Frances Harshbarger (16 August 1902, Quimby, Iowa - 11 February 1987, Cuyahoga Falls, Ohio) was an American mathematician.

==Education==
She obtained her B.A. with honors in 1923 at Grinnell College, and went to West Virginia University to serve as a half-time teacher and simultaneously work on her mathematics graduation; in 1925 she finished her M.A. After that she became head of the mathematics department of Potomac State College in Keyser, West Virginia. In 1927 to 1929, she was an assistant, in 1929 to 1930 a fellow, at the University of Illinois. In 1930, she obtained her Ph.D. in mathematics with a thesis in algebraic geometry, advised by A. B. Coble.
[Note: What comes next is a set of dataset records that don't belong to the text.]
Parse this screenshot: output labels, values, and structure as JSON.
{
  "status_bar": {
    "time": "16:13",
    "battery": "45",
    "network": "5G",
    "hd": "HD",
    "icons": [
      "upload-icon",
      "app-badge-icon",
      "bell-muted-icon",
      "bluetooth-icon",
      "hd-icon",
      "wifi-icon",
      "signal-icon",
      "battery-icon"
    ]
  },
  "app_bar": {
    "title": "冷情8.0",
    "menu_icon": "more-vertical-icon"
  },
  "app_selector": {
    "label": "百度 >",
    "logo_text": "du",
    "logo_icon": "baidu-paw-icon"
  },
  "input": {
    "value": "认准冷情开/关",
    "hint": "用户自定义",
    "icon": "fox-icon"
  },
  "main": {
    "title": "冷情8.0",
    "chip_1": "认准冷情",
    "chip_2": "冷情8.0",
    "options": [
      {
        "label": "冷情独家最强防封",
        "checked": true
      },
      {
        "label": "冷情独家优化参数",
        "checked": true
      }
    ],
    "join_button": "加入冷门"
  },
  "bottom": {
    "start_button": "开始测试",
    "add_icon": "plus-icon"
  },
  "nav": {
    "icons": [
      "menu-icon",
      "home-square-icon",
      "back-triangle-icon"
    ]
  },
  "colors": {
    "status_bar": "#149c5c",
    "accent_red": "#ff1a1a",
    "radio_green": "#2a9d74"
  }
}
She was one of the first American women who obtained a mathematics Ph.D. degree.

==Career==
Thereafter, she worked as a professor in the American College for Girls, the university section of Robert College, in Istanbul, Turkey. She attended the 1932 International Congress of Mathematicians in Zürich as an official delegate. In 1934, she returned to the United States to teach at the high school associated with the University of Chicago. For the rest of her career, she served at Kent State University in Ohio, as an appointed instructor since 1935, an assistant professor since 1936, an associate professor since 1942, and a professor since 1946, until she retired in 1972, as emeritus professor.